Review Summary: You Blew It!'s Topshelf Records debut is cathartic party emo at its finest.
2011 was a rough year for emo fans. The successive disbandments of My Heart to Joy, Snowing, and Grown Ups were simply too much to bear, and left many followers of the renowned twinkle daddies (forgive me) sobbing as they clung dearly to their Parrot Flies records with what little hope they had left. Certainly, these three acts made their mark and left some seriously big shoes to fill, but bands like Orlando, FL’s You Blew It! have proven that there is no shortage of nerdy, cat-loving math rockers in the punk scene willing to step up to the plate. With their new Topshelf Records debut, You Blew It! truly show improvement from their first two EPs, and will undoubtedly win over any remaining skeptics of their previous work (if there are any). Through the use of jangly guitar riffs and scatterbrained lyrics, Grow Up, Dude
perfectly encompasses the genre’s quirky charm and rivals Snowing’s I Could Do Whatever I Wanted If I Wanted
as the best sing-along party emo album to have come out in recent years.
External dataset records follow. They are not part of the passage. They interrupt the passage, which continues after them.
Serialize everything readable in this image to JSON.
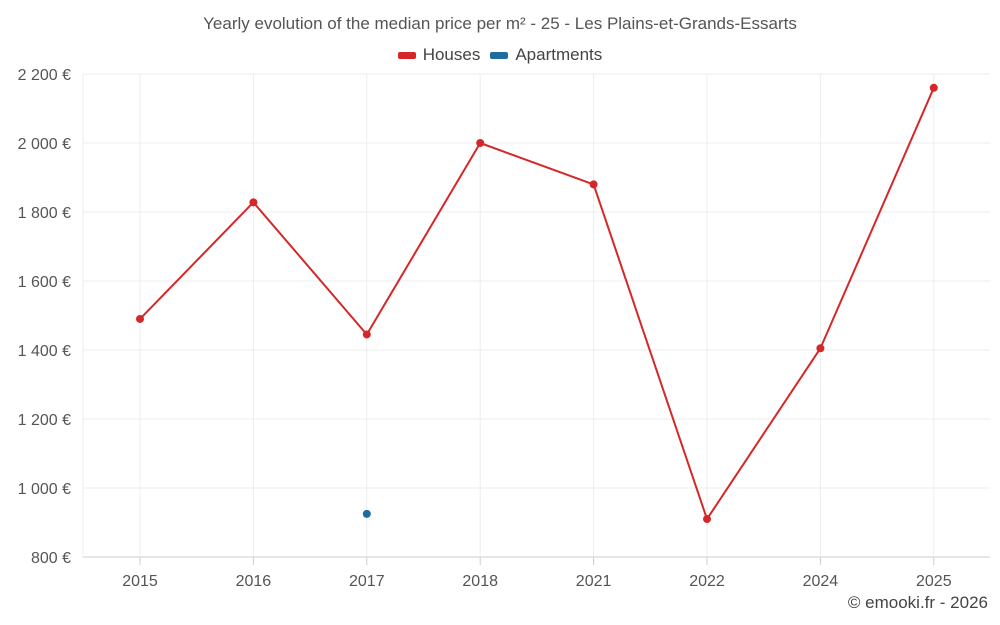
{
  "chart_data": {
    "type": "line",
    "title": "Yearly evolution of the median price per m² - 25 - Les Plains-et-Grands-Essarts",
    "categories": [
      "2015",
      "2016",
      "2017",
      "2018",
      "2021",
      "2022",
      "2024",
      "2025"
    ],
    "series": [
      {
        "name": "Houses",
        "color": "#d62728",
        "values": [
          1490,
          1828,
          1445,
          2000,
          1880,
          910,
          1405,
          2160
        ]
      },
      {
        "name": "Apartments",
        "color": "#1f6d9c",
        "values": [
          null,
          null,
          925,
          null,
          null,
          null,
          null,
          null
        ]
      }
    ],
    "y_ticks": [
      800,
      1000,
      1200,
      1400,
      1600,
      1800,
      2000,
      2200
    ],
    "y_tick_labels": [
      "800 €",
      "1 000 €",
      "1 200 €",
      "1 400 €",
      "1 600 €",
      "1 800 €",
      "2 000 €",
      "2 200 €"
    ],
    "ylim": [
      800,
      2200
    ],
    "xlabel": "",
    "ylabel": "",
    "grid": true,
    "legend_position": "top-center"
  },
  "footer": {
    "copyright": "© emooki.fr - 2026"
  }
}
Despite the polished, relaxed delivery of You Blew It!’s previous EP, Grow Up, Dude
takes on a bit more of an unrefined approach. Fuzzier production and a “shoutier” singing delivery on most tracks give the album a different aesthetic than The Past in Present
. While instrumentals still remain technical and interesting, the main focus has been shifted to the vocal department, run by Tanner Jones. Throughout the course of the album he intimately and humorously details countless parties, late-night hangs, and personal interactions. Take “I’m Bill Paxton” for example, in which Jones exclaims, “I’m right where I need to be: Spending sleepless nights at Steven’s and drinking too much coffee.” The lackadaisical, witty nature of the lyrics is perhaps the album’s most endearing aspect, and gives Grow, Up Dude a sense of individuality, which is something that is often lacking in the genre.
“Good for Bond, Bad for You” highlights everything that You Blew It! does well, featuring impressive drumming patterns, winding lead guitar lines, and drunkenly poetic lyrics such as, “Everything that you claim you’re into, you’re nothing to get attached to” - one of the many lines that makes the album so immediately memorable and easy to grasp. Lighthearted confrontation is a recurring lyrical theme that also pops up in the track (and in others as well) when Jones explains, “If you had anywhere else to be besides stealing beer at parties, frankly I’d be surprised.” As if the track was not likeable enough already, a guest vocal appearance by Steven Gray of Dikembe and Wavelets helps to add some variety, solidifying it as the standout track on the album, though the others are not far behind.
Throughout the course of the album there are many more gems to be found, including the all-too-singable “Terry Vs. Tori,” which was previously featured on a Topshelf Records compilation, as well as “The Fifties,” a subdued, drumless intermission with a strictly clean vocal approach. Overall, Grow Up, Dude
is an expansive emo release with a lot of depth to it. Though You Blew It! have not rewritten the book on the genre as we know it, their original songwriting and lyricism is refreshing nonetheless. The album may have its moments of reservation, but it is one that is best played loudly to small, cohesive crowds, and I, for one, will be disappointed if I do not get the chance to scream alongside the Floridian emo rockers in a basement this summer.